It doesn’t matter what track you go to in what part of the country, there are always the same types of people you come across. They may not look the same, or talk the same, but there’s no doubt you will see the following people at your track.
The motorcycle expert! He knows everything and in fact it was all his idea that bikes have one wheel behind the other because until he intervened they were going to build them with the wheels side by side. Motor, suspension, seat foam hardness, chain torque, you name it and he has an opinion on it and, more importantly, a way to fix it because it was designed poorly.
The Guru can get your bike to handle like there are no bumps on the track. The Guru get you more power than a top fuel dragster and The Guru will redesign any part on your bike in an afternoon in his workshop using just shifting spanners and an oxy welder.
My question to The Guru is, if you’re so good at what you do, why aren’t you working on a factory team or in a role developing new bikes because your knowledge seems a little unworthy at the local dirtbike track?
You know the guy. The rider whose bike looks like it’s been stolen with shredded graphics, ripped seat, bent bars and levers, and he rides in flanno from Best & Less. Every track has one of these guys and I love ’em. They ride for the right reasons: because they love it. It doesn’t matter how they look or how they ride, they’re there at the track week in, week out spending their last cent to ride a dirtbike.
The only frustrating thing about The Bandit is he often tries to ride at the same speed through the pits and car park. The Bandit loves a good doughnut and is usually the king of skids; a dusty car park with plenty of people to impress is The Bandit’s true home.
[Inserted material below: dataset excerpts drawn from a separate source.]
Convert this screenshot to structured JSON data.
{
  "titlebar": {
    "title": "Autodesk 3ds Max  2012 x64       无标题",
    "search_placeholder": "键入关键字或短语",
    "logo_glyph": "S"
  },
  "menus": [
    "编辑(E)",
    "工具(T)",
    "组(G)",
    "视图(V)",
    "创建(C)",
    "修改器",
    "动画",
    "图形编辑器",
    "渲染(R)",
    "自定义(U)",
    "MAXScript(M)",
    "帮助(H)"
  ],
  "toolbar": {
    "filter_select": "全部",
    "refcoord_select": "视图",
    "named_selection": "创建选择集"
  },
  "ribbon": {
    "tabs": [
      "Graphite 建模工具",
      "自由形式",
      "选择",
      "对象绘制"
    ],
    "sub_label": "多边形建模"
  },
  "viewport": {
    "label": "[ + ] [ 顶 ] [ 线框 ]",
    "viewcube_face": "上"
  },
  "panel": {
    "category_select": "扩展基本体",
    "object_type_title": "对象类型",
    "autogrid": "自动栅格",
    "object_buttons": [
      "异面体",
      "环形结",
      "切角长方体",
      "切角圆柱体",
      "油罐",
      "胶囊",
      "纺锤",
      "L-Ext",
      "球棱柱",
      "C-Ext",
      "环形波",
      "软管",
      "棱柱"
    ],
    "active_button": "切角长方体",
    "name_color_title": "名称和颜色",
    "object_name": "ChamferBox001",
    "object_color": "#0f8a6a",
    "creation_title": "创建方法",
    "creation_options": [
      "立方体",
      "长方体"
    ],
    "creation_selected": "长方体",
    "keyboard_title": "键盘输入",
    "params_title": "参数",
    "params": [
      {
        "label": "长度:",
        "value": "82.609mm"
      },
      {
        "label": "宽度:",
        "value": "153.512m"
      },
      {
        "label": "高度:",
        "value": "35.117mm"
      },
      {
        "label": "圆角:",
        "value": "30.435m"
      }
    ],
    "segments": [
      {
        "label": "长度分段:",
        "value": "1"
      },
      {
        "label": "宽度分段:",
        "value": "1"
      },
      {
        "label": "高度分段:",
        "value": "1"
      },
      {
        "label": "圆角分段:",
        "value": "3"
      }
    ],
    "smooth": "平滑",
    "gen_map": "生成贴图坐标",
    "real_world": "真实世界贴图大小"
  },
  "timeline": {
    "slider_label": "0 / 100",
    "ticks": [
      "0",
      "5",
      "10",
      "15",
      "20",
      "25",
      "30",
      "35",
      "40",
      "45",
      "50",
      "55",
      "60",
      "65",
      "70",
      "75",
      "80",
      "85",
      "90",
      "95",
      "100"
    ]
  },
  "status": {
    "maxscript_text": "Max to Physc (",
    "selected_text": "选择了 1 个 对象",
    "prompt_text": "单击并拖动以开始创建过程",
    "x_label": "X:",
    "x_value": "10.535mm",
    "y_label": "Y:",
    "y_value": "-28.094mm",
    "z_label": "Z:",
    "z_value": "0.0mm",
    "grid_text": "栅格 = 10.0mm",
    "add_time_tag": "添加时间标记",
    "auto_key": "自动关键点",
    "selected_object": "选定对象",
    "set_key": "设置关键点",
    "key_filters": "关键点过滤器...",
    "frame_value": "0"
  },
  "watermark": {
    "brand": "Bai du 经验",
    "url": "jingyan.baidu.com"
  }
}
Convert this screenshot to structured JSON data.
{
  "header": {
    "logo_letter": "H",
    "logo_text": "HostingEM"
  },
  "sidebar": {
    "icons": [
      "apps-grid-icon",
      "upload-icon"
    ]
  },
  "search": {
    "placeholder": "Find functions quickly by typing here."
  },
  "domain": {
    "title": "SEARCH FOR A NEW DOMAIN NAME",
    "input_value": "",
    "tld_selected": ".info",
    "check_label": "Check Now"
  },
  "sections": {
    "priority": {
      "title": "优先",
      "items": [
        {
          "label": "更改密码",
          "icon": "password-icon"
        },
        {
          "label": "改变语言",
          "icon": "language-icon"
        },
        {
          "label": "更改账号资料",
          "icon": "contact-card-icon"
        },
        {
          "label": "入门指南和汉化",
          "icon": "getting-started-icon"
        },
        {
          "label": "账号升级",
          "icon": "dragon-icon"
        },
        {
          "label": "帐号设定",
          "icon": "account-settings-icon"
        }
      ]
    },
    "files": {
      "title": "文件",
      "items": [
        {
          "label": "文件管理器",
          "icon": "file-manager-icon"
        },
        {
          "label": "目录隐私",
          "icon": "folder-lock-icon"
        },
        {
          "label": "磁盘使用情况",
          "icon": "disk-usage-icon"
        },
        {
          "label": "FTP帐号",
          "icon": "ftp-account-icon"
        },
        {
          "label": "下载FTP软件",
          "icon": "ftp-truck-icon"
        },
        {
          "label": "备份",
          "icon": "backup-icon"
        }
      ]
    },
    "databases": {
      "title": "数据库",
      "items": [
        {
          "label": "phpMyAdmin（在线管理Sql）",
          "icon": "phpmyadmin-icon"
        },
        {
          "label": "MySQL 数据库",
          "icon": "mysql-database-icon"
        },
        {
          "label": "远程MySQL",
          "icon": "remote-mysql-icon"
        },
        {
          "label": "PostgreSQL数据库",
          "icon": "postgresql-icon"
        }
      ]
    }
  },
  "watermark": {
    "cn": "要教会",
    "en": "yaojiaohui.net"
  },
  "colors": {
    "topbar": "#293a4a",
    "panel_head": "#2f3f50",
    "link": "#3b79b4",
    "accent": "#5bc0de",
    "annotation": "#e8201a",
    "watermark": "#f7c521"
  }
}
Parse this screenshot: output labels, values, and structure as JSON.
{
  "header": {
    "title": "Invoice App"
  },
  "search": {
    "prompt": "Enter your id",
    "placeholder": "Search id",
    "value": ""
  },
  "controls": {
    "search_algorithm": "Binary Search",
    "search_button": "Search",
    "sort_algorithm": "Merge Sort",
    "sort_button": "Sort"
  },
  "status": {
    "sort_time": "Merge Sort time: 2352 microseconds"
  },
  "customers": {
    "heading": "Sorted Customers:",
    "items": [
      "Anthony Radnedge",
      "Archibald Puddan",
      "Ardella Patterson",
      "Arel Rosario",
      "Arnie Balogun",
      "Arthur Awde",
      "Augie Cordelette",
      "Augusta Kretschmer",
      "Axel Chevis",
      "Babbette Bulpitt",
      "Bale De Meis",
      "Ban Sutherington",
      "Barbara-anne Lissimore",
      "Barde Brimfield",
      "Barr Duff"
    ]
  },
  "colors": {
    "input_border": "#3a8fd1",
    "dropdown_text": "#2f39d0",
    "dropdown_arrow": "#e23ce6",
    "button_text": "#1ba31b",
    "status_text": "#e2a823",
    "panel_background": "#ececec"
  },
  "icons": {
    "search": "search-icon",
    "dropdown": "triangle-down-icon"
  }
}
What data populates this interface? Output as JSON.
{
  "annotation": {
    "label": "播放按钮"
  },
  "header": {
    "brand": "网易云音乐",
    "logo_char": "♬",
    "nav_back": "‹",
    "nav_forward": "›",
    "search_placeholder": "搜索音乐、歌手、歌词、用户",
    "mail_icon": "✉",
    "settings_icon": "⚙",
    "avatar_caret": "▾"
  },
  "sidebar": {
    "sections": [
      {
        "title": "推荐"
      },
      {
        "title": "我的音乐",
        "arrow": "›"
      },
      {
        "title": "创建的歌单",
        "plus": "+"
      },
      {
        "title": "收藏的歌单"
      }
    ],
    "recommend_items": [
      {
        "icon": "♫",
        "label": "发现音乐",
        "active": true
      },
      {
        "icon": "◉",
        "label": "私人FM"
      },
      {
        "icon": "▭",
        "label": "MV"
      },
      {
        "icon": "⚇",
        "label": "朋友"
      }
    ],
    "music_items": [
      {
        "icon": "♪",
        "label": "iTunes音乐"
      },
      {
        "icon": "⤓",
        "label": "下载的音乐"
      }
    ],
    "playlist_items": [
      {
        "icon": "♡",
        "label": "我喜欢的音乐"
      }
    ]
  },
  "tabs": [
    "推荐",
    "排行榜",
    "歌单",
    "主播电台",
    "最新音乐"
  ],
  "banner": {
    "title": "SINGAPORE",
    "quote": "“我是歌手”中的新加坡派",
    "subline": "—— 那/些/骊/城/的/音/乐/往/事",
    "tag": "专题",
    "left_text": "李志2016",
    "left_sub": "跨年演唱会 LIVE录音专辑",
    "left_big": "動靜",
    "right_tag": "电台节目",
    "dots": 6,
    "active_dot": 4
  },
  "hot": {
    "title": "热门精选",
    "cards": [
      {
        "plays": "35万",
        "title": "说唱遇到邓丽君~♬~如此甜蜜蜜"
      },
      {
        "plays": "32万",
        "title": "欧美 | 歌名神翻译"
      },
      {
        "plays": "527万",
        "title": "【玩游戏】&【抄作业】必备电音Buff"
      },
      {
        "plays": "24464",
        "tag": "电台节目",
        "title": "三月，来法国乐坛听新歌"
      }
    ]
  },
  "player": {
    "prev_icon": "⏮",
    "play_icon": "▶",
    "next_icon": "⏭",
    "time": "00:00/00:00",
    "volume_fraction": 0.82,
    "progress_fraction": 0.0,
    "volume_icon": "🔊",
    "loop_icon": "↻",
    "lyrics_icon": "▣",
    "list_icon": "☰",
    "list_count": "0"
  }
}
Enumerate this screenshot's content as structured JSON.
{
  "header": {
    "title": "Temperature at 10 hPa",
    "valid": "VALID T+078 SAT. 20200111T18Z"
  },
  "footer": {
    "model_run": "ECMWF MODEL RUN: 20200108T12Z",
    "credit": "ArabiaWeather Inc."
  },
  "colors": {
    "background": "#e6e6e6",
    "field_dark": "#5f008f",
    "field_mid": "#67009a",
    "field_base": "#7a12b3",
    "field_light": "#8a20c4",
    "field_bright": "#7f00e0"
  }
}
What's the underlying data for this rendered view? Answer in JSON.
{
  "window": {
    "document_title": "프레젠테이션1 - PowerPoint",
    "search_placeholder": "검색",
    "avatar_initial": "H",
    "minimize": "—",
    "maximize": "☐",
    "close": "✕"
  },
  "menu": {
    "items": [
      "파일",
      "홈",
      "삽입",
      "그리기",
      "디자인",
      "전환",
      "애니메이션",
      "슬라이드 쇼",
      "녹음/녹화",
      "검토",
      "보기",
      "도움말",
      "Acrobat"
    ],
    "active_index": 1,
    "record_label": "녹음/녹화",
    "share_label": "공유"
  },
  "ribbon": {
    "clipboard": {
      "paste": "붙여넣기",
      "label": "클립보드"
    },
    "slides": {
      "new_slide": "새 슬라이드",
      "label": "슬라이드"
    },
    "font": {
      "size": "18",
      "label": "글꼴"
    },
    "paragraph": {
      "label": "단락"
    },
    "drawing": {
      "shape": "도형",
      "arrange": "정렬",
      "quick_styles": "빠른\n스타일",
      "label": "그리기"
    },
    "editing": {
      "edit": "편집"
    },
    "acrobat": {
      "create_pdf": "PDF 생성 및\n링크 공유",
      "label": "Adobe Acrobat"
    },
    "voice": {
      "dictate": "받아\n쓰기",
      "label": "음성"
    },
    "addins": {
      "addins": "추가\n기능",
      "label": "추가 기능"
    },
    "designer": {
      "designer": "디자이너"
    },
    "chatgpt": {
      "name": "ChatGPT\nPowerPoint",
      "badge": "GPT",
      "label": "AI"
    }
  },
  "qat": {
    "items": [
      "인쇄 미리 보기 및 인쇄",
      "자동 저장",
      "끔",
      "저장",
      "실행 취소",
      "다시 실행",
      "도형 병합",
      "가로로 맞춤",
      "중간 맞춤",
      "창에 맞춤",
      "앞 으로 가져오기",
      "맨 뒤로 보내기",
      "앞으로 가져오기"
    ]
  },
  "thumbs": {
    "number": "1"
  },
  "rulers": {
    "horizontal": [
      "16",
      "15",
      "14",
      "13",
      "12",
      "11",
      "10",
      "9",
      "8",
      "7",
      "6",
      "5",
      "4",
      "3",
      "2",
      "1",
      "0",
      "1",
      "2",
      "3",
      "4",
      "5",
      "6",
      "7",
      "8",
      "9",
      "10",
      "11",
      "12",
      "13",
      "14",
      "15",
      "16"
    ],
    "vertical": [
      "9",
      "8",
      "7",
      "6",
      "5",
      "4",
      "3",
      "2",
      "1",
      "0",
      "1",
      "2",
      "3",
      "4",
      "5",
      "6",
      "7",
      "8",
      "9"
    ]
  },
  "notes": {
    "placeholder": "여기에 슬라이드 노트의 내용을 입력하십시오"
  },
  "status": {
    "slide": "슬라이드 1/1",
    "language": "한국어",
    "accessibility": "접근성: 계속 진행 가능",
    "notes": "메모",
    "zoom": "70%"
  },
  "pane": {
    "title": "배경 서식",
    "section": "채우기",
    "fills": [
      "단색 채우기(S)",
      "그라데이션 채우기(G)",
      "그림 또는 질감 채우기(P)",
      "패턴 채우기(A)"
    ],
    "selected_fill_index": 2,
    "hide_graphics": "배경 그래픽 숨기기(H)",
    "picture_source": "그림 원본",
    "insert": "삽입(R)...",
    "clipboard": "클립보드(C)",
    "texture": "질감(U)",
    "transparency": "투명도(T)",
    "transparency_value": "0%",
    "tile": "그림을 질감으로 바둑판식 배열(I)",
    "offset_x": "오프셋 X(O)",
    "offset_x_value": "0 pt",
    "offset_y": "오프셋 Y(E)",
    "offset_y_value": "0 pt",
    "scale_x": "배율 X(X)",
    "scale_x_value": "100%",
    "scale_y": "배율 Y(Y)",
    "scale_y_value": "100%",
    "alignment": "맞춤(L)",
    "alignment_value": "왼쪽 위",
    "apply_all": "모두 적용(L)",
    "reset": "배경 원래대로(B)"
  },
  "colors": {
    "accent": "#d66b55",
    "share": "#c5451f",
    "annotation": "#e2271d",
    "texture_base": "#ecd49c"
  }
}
Then The Bandit pack forms and, before you know it, there are 10 guys in black and red Best & Less flannos doing a range of stunts up and down the car park, creating more dust than a construction site in a drought.
I love The Bandit. I just wish he’d do it somewhere else and not get my ride covered in dust before I even hit the track.
The coaching business in Australian motocross is thriving and any guy with a spare weekend can become a coach. Now we have competition among the coaches and the commonest way for them to promote is to claim every good result of every rider that’s ever walked within shouting distance of The Claimer.
“I told him to do that.” “We worked on that during the week.” “I spoke to his parents about his starts.” Hell, there are heaps of things you hear from The Claimer and all reflect the sheer wisdom of his words passed onto the rider.
Now I’m all for assisting the riders and helping them get the best results they can but if you’re going to stand trackside and claim every success of the rider, you also have to take on every failure. And there’s always plenty of those. Claiming is a two-way street and, on top of that, the rider’s the one who must absorb the knowledge, put it into practice and do it right in the heat of battle. Why not let the rider take the kudos for getting it right and improving his riding? He’s the one putting in the long hours at the practice track and in the gym — let him have the credit for a good race or season.
At every track, some guy with a little bit of authority let’s it go to his head and suddenly thinks he’s Obama of his own little patch. He’s usually a “my way or the highway” kind of guy and seems to think no fun should be allowed on his watch. Offer a suggestion to help things run a little smoother and you will be told to back down, soldier. Offer some advice on the track and you’ll be told you’re walking on thin ice and the track is not your domain. You are the rider and you ride what we put in front of you.
The King usually doesn’t stay around too long as the stress of leading a club in an iron fist way usually burns him out pretty soon and he often walks away in anger at the lack of support from his disciples.
You meet all kinds of people at motocross and most of them are good people who love the sport and love to be involved. Every sport needs a Guru, Bandit, Claimer and King and motocross has plenty, but that’s what makes the world go round.
The last thing we need more of is some smart-mouthed, washed-up racer taking pot shots at the grass roots people of motocross in his monthly magazine column. That guy is a Guru, Bandit, Claimer and King all rolled into one — and nobody likes that!